O pintor Jan Simonsz van der Beeck é referido a primeira vez em Vanitas quando o pintor / narrador se surpreende por o fantasma ler os seus pensamentos:
Só um espírito saberia o que eu fizera antes de adormecer! Lia, com efeito, algumas páginas de Zbigniev Herbert sobre Jan Simonsz van der Beeck, que se autocaracterizou assinando Torrentius e foi admirado no seu tempo como mestre da mais perfeita imitação da vida sensível, esquecido depois durante três séculos e recentemente redescoberto.” (p. 31)
No ensaio que dá o título ao livro de Herbert [5], o mesmo do quadro do pintor, Natureza-Morta com Brida, o autor explica que o “nom de guerre” de van der Beeck, Torrentius, vem do latim torrens que significa a um tempo tórrido e torrente. Este quadro existe no texto de Vanitasno mundo do monólogo interior do pintor / narrador, e não na colecção do fantasma, escapando assim à enumeração. Natureza-Morta com Brida, tal como a exposição As Lágrimas de Eros – esta, naturalmente, por imaginária, ficcional - está ausente do espaço directamente visual do conto, não faz parte dos quadros reproduzidos na segunda edição e tem, não obstante, uma importância central na narrativa.
(...)
Imagem: Fantin-Latour, A Leitura - Museu Calouste Gulbenkian
(a continuar)
Ana Maria Delgado ( Universidade de Leipzig, Alemanha, Instituto Camões, CLEPUL)
In: Letras Com Vida nº 4, 2º semestre de 2011, Setembro de 2012
Ler o texto completo aqui
[1] Coleccionar é sempre uma actividade narcisista, e cada objecto coleccionado retrata, de certo modo, o coleccionador. Cf. a este respeito Jean Baudrillard, Le système des objets. Paris:Gallimard, 1968, p. 128.
[2] Cf.

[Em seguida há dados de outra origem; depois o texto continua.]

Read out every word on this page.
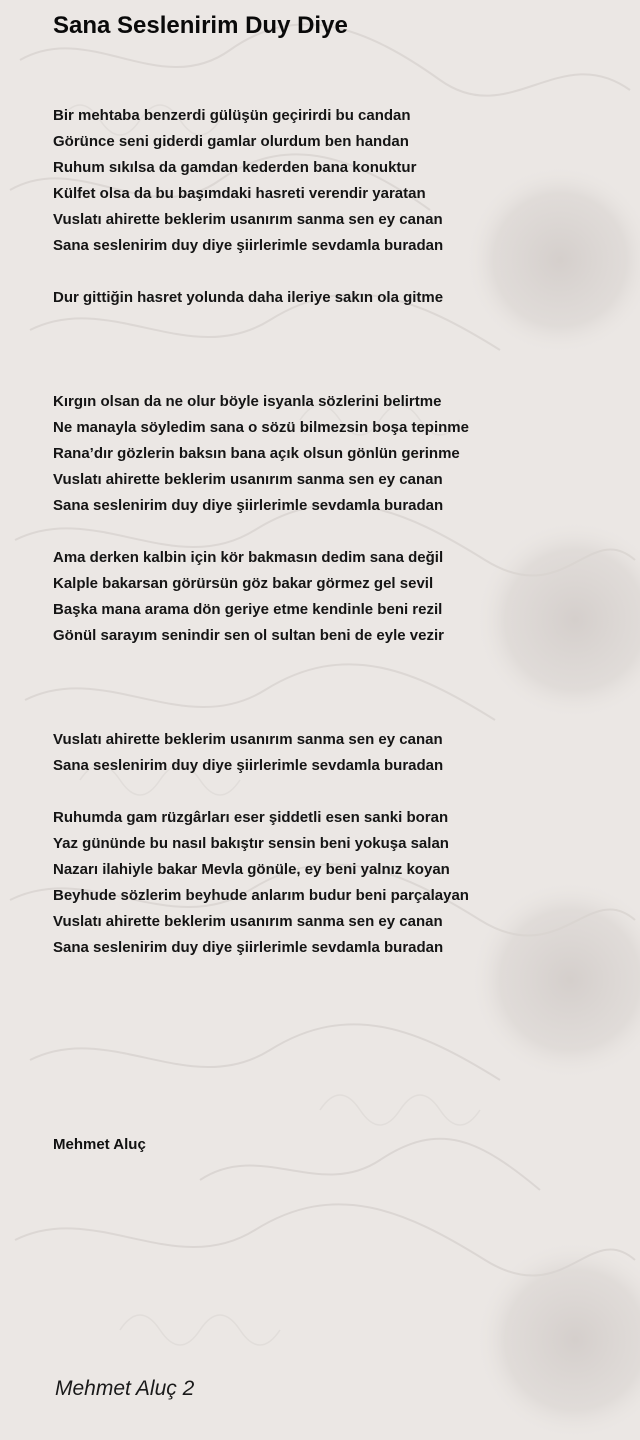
Sana Seslenirim Duy Diye
Bir mehtaba benzerdi gülüşün geçirirdi bu candan
Görünce seni giderdi gamlar olurdum ben handan
Ruhum sıkılsa da gamdan kederden bana konuktur
Külfet olsa da bu başımdaki hasreti verendir yaratan
Vuslatı ahirette beklerim usanırım sanma sen ey canan
Sana seslenirim duy diye şiirlerimle sevdamla buradan
Dur gittiğin hasret yolunda daha ileriye sakın ola gitme
Kırgın olsan da ne olur böyle isyanla sözlerini belirtme
Ne manayla söyledim sana o sözü bilmezsin boşa tepinme
Rana’dır gözlerin baksın bana açık olsun gönlün gerinme
Vuslatı ahirette beklerim usanırım sanma sen ey canan
Sana seslenirim duy diye şiirlerimle sevdamla buradan
Ama derken kalbin için kör bakmasın dedim sana değil
Kalple bakarsan görürsün göz bakar görmez gel sevil
Başka mana arama dön geriye etme kendinle beni rezil
Gönül sarayım senindir sen ol sultan beni de eyle vezir
Vuslatı ahirette beklerim usanırım sanma sen ey canan
Sana seslenirim duy diye şiirlerimle sevdamla buradan
Ruhumda gam rüzgârları eser şiddetli esen sanki boran
Yaz gününde bu nasıl bakıştır sensin beni yokuşa salan
Nazarı ilahiyle bakar Mevla gönüle, ey beni yalnız koyan
Beyhude sözlerim beyhude anlarım budur beni parçalayan
Vuslatı ahirette beklerim usanırım sanma sen ey canan
Sana seslenirim duy diye şiirlerimle sevdamla buradan
Mehmet Aluç
Mehmet Aluç 2
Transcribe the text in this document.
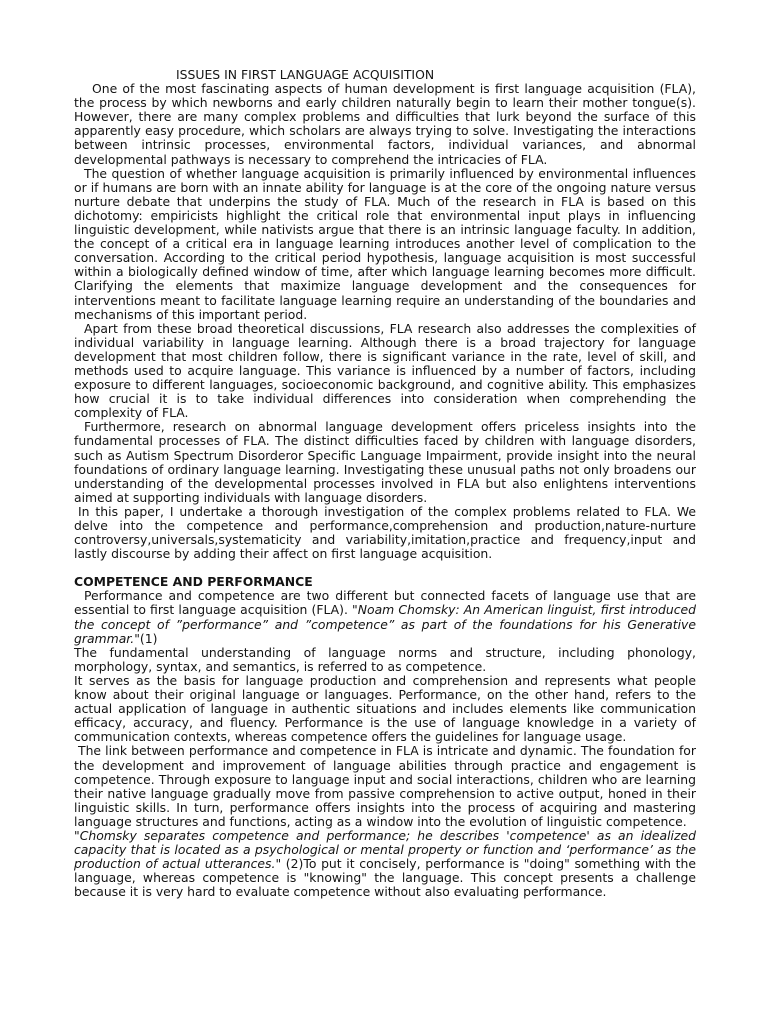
ISSUES IN FIRST LANGUAGE ACQUISITION

One of the most fascinating aspects of human development is first language acquisition (FLA), the process by which newborns and early children naturally begin to learn their mother tongue(s). However, there are many complex problems and difficulties that lurk beyond the surface of this apparently easy procedure, which scholars are always trying to solve. Investigating the interactions between intrinsic processes, environmental factors, individual variances, and abnormal developmental pathways is necessary to comprehend the intricacies of FLA.

The question of whether language acquisition is primarily influenced by environmental influences or if humans are born with an innate ability for language is at the core of the ongoing nature versus nurture debate that underpins the study of FLA. Much of the research in FLA is based on this dichotomy: empiricists highlight the critical role that environmental input plays in influencing linguistic development, while nativists argue that there is an intrinsic language faculty. In addition, the concept of a critical era in language learning introduces another level of complication to the conversation. According to the critical period hypothesis, language acquisition is most successful within a biologically defined window of time, after which language learning becomes more difficult. Clarifying the elements that maximize language development and the consequences for interventions meant to facilitate language learning require an understanding of the boundaries and mechanisms of this important period.

Apart from these broad theoretical discussions, FLA research also addresses the complexities of individual variability in language learning. Although there is a broad trajectory for language development that most children follow, there is significant variance in the rate, level of skill, and methods used to acquire language. This variance is influenced by a number of factors, including exposure to different languages, socioeconomic background, and cognitive ability. This emphasizes how crucial it is to take individual differences into consideration when comprehending the complexity of FLA.

Furthermore, research on abnormal language development offers priceless insights into the fundamental processes of FLA. The distinct difficulties faced by children with language disorders, such as Autism Spectrum Disorderor Specific Language Impairment, provide insight into the neural foundations of ordinary language learning. Investigating these unusual paths not only broadens our understanding of the developmental processes involved in FLA but also enlightens interventions aimed at supporting individuals with language disorders.

In this paper, I undertake a thorough investigation of the complex problems related to FLA. We delve into the competence and performance,comprehension and production,nature-nurture controversy,universals,systematicity and variability,imitation,practice and frequency,input and lastly discourse by adding their affect on first language acquisition.

COMPETENCE AND PERFORMANCE

Performance and competence are two different but connected facets of language use that are essential to first language acquisition (FLA). "Noam Chomsky: An American linguist, first introduced the concept of ”performance” and ”competence” as part of the foundations for his Generative grammar."(1)

The fundamental understanding of language norms and structure, including phonology, morphology, syntax, and semantics, is referred to as competence.

It serves as the basis for language production and comprehension and represents what people know about their original language or languages. Performance, on the other hand, refers to the actual application of language in authentic situations and includes elements like communication efficacy, accuracy, and fluency. Performance is the use of language knowledge in a variety of communication contexts, whereas competence offers the guidelines for language usage.

The link between performance and competence in FLA is intricate and dynamic. The foundation for the development and improvement of language abilities through practice and engagement is competence. Through exposure to language input and social interactions, children who are learning their native language gradually move from passive comprehension to active output, honed in their linguistic skills. In turn, performance offers insights into the process of acquiring and mastering language structures and functions, acting as a window into the evolution of linguistic competence.

"Chomsky separates competence and performance; he describes 'competence' as an idealized capacity that is located as a psychological or mental property or function and ‘performance’ as the production of actual utterances." (2)To put it concisely, performance is "doing" something with the language, whereas competence is "knowing" the language. This concept presents a challenge because it is very hard to evaluate competence without also evaluating performance.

Elizabeth Kane, “Victoria Dubourg: The Other Fantin-Latour”. In: Woman’s Art Journal, vol. 9, nº 2 (Autumn, 1988 – Winter, 1989), pp. 15-21.
[3] Seria, aliás, curioso recordar neste contexto o critério estipulado emThe Merchant of Venice pelo pai de Portia para selecção dos candidatos à mão da filha, resumido na “sentença” ditada pelo último cofre, acompanhada do retrato de Portia, o cofre de chumbo, escolhido por Bassanio: “You that choose not by the view / Chance as fair, and choose as true”. A distinção entre “ser”e “parecer” está, de resto, na base da mundivisão barroca e percorre toda a obra de Shakespeare.
[4] Jean Baudrillard, op. cit., p. 150.
[5] Zbigniev Herbert, Still Life with a Bridle, Essays and Apocryphus. Hopewell , NJ : The Ecco Press, 1991.